Wer hätte schon gedacht, dass in der Wüste Marokkos Frauen in bunten Gewändern zu psychedelischen Klängen einer Bluesgitarre tanzen, die so zersplittert klingt wie bei Captain Beefheart, und dass bei Festen auch schon mal arabische Klänge mit dem Geknatter einer Drummaschine unterlegt werden? Derartiges sieht man in „Palace of the Winds“, einem Film, der nebenbei eindrucksvoll belegt, dass Globalisierung eben nicht endlose Gleichmacherei bedeuten muss, sondern in so rasanter Geschwindigkeit an den Rändern der offiziellen Wahrnehmungen von Landeskulturen neue individuelle Ausdrucksformen erzeugt, dass der Ethnologe kaum noch hinterherkommt.

So ist es auch zu erklären, dass für ein westliches Publikum ein Typ wie Omar Souleyman, der nach Doueh auftritt und eindeutig Star des Abends ist, aus einem Paralleluniversum entwischt zu sein scheint. Man hört heute in Clubs Ghettotech, Reggaeton und andere Mischformen aus HipHop und lokalem Soundkolorit, aber von der Partymaschine Omar Souleyman hatte hierzulande wohl kaum jemand gehört. In seiner Heimat Syrien dagegen ist der Mann ein Star, der auf der Straße erkannt wird und der es bereits auf ein Gesamtwerk von über 500 Kassetten gebracht hat, die in den Kiosken des Landes erhältlich sind. Youtube ist vollgestellt mit Mitschnitten von Souleyman-Auftritten im syrischen Fernsehen, der Mann scheint in seiner Heimat das zu sein, was Udo Lindenberg bei uns ist.

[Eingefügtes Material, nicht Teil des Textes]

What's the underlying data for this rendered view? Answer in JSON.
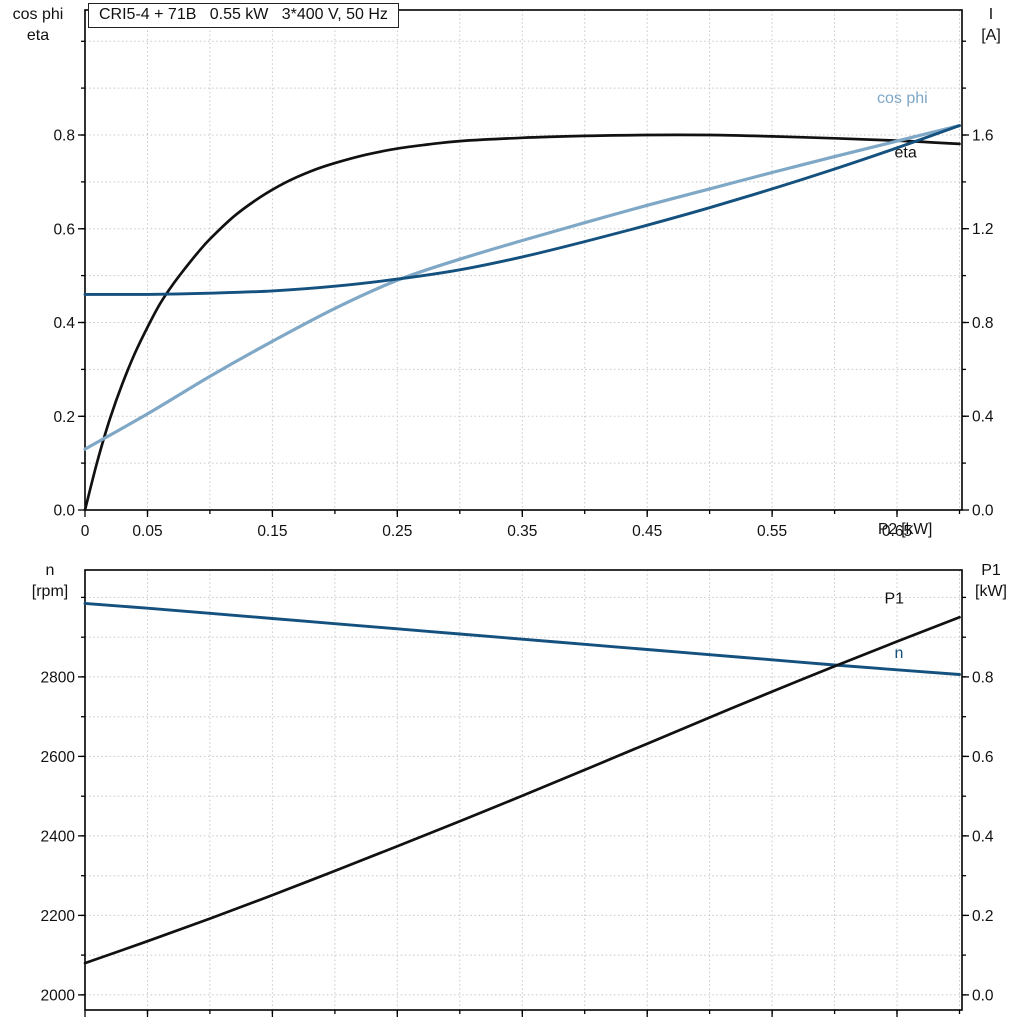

Es wird einem schwindelig bei dem Versuch, zu klären, wo Syrien aufhört und Berliner Clubkultur anfängt

Der syrische Udo Lindenberg tritt heute Abend also in Kreuzberg auf und sieht so aus, als wolle er das Klischee vom Araber mit Schnauzbart und Palästinensertuch übererfüllen. Doch der Mann kleidet sich letztlich in Kreuzberg nicht anders als in Damaskus, und was für uns wirkt wie ein Anflug von Selbstironie und einem spielerischen Umgang mit Orientalismus, scheint für den Sänger nichts anderes zu sein als Alltag. Rot-weiße Kufiya, perfekt getrimmte Gesichtsbehaarung, Sonnenbrille, das ist ganz einfach der Omar-Souleyman-Look. Allein damit hat der Mann sein Publikum sofort in der Hand. Er spaziert gemütlich auf der Bühne herum, immer ein süffisantes Lächeln auf den Lippen, ganz der souveräne Entertainer, und trägt seine Songs vor in seinem eigenwilligen Gesangsstil, der sich Dabke nennt.

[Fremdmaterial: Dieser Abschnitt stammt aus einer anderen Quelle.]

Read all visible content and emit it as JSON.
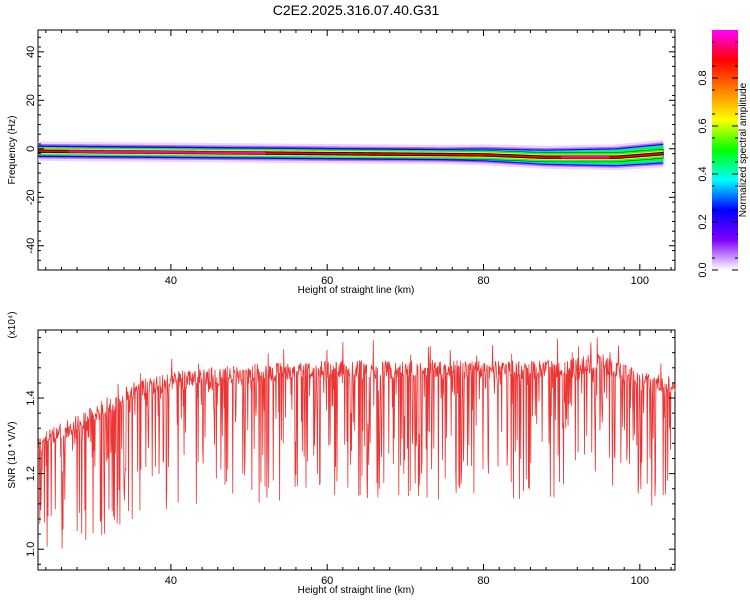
{
  "chart_data": [
    {
      "type": "heatmap",
      "title": "C2E2.2025.316.07.40.G31",
      "xlabel": "Height of straight line (km)",
      "ylabel": "Frequency (Hz)",
      "xlim": [
        23,
        104.5
      ],
      "ylim": [
        -50,
        49
      ],
      "x_ticks": [
        40,
        60,
        80,
        100
      ],
      "y_ticks": [
        -40,
        -20,
        0,
        20,
        40
      ],
      "colorbar": {
        "label": "Normalized spectral amplitude",
        "range": [
          0,
          1
        ],
        "ticks": [
          0.0,
          0.2,
          0.4,
          0.6,
          0.8
        ],
        "colors": [
          "#ffffff",
          "#8000ff",
          "#0000ff",
          "#00ffff",
          "#00ff00",
          "#ffff00",
          "#ff8000",
          "#ff0000",
          "#ff00ff"
        ]
      },
      "band": {
        "center_frequency": [
          {
            "x": 23,
            "y": -1
          },
          {
            "x": 60,
            "y": -2
          },
          {
            "x": 80,
            "y": -2.5
          },
          {
            "x": 88,
            "y": -3.5
          },
          {
            "x": 97,
            "y": -3.5
          },
          {
            "x": 103,
            "y": -2
          }
        ]
      }
    },
    {
      "type": "line",
      "xlabel": "Height of straight line (km)",
      "ylabel": "SNR (10 * V/V)",
      "y_multiplier": "(x10⁴)",
      "xlim": [
        23,
        104.5
      ],
      "ylim": [
        0.945,
        1.58
      ],
      "x_ticks": [
        40,
        60,
        80,
        100
      ],
      "y_ticks": [
        1.0,
        1.2,
        1.4
      ],
      "series": [
        {
          "color": "#ee3333",
          "trend": [
            {
              "x": 23,
              "y": 1.3
            },
            {
              "x": 30,
              "y": 1.38
            },
            {
              "x": 35,
              "y": 1.44
            },
            {
              "x": 40,
              "y": 1.47
            },
            {
              "x": 50,
              "y": 1.49
            },
            {
              "x": 60,
              "y": 1.5
            },
            {
              "x": 70,
              "y": 1.5
            },
            {
              "x": 80,
              "y": 1.5
            },
            {
              "x": 90,
              "y": 1.5
            },
            {
              "x": 95,
              "y": 1.52
            },
            {
              "x": 100,
              "y": 1.47
            },
            {
              "x": 104.5,
              "y": 1.46
            }
          ]
        }
      ]
    }
  ]
}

Auch Souleyman bringt Tradition mit westlichen Einflüssen so zusammen, dass einem ganz schwindelig wird bei dem Versuch, für sich zu klären, wo Syrien aufhört und Berliner Clubkultur anfängt. Bei den Beats, die der Keyboarder zu verantworten hat, der der Einfachheit halber den Job des Schlagzeugers gleich mit übernimmt, denkt man sich jedenfalls, so ein Souleyman-Auftritt morgens um halb sechs im Berghain und der Laden würde explodieren. Da passt es auch, dass die Gruppe in diesen Tagen beim Elektronik-Festival in Barcelona zu sehen ist.

Ziemlich irre wirkt auch das Treiben eines Typen, der das ganze Konzert über mit T-Shirt in der Hose bloß auf der Bühne steht, gelegentlich in die Hände klatscht und Souleyman immer wieder etwas zuflüstert. Am Ende des Konzerts wird er verabschiedet als „der Poet“. Angeblich ist „der Poet“ eine traditionelle Figur in der syrischen Musik, deren Aufgabe darin besteht, das Geschehen im Publikum zu analysieren und ihre Erkenntnisse zur Verarbeitung an den Chef weiterzuleiten. Ein dienstleistender MC also in etwa, ein Unterhaltungskünstler in sekundärer Funktion; dass so ein Job in Syrien noch nicht wegrationalisiert wurde, ist ziemlich sympathisch. Aber er macht seinen Job ja auch gut.